Ainda tem quem venha atrapalhar, né?
É, isso aí que é foda, os cara vem atrapalhar. Ainda volta as operações em época de escola, nas férias ninguém veio, é um assunto complicado.
Mas tem que ser falado, né? A gente precisa falar disso, ainda mais pra tanta gente que vive numa bolha, que não tem a oportunidade de viver isso aqui, de estar aqui e ver como é a vida de quem mora na favela.
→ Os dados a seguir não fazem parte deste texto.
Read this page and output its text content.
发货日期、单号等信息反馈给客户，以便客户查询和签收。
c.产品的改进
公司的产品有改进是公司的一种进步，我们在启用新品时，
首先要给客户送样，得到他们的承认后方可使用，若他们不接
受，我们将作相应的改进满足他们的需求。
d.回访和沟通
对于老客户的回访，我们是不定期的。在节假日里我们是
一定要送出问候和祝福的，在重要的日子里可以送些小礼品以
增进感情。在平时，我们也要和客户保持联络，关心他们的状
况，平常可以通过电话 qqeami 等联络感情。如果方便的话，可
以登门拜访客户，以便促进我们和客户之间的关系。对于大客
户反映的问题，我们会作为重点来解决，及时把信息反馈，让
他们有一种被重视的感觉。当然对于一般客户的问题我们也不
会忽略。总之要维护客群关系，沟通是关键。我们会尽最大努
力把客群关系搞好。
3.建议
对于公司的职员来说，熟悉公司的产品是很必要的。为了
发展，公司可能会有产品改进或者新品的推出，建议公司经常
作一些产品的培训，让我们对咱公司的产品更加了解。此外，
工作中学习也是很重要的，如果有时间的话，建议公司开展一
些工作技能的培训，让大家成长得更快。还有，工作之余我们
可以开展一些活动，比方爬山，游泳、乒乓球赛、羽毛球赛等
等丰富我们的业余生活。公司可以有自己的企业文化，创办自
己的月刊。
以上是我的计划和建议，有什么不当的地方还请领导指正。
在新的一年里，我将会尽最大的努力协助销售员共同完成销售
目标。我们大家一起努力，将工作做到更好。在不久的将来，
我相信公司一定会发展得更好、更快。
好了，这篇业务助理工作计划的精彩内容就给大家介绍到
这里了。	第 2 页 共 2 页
Eu só saí daqui mesmo pra morar em outro lugar devido à violência, se não eu não sairia. Porque eu amo isso aqui. Amo minha rapaziada, algumas pessoas da minha família ainda moram aqui. Eu saí mesmo por causa de acesso, minha correia dobrou, então vai que eu tenho shows pra fazer em outro estado e a bala ta comendo, eu não consigo sair e deixo contratante e fã na mão... Então, acredito que a maioria sai da favela por causa disso. Senão, taria aqui até hoje, é bom pra caralho, olha a vista que nóis tem, se aqui não tivesse violência... infelizmente tem sim.
Aqui todo mundo é família, se tiver uma casa pegando fogo todo mundo ali vai correr com balde d'água pra apagar. Se tiver alguém precisando, todo mundo vai ajudar. Ano passado meu aniversário foi aqui, isso aqui tava lotado. Tava rolando evento e o poste pegou fogo no meio do evento. A luz tava piscando já, querendo parar. Os moradores subiram na laje e começaram a jogar terra.
Que mensagem você acha que leva pro mundo? As pessoas verem você saindo daqui pra atuar em novela, indo pro mundo...
Se o Cabelin conseguiu, eu vou conseguir também. Acho que eu to motivando algumas pessoas, sonhadores. Acho que ninguém deve desistir do seu sonho mesmo não. Tem que botar a cara mesmo, bater de frente com esse governo filha da puta que nóis tem. Falar mesmo, expressar nossos sentimentos, nossa realidade. Acho que muita gente ainda não conhece a realidade daqui. É isso, a mensagem é essa… Foi? Esculachamos.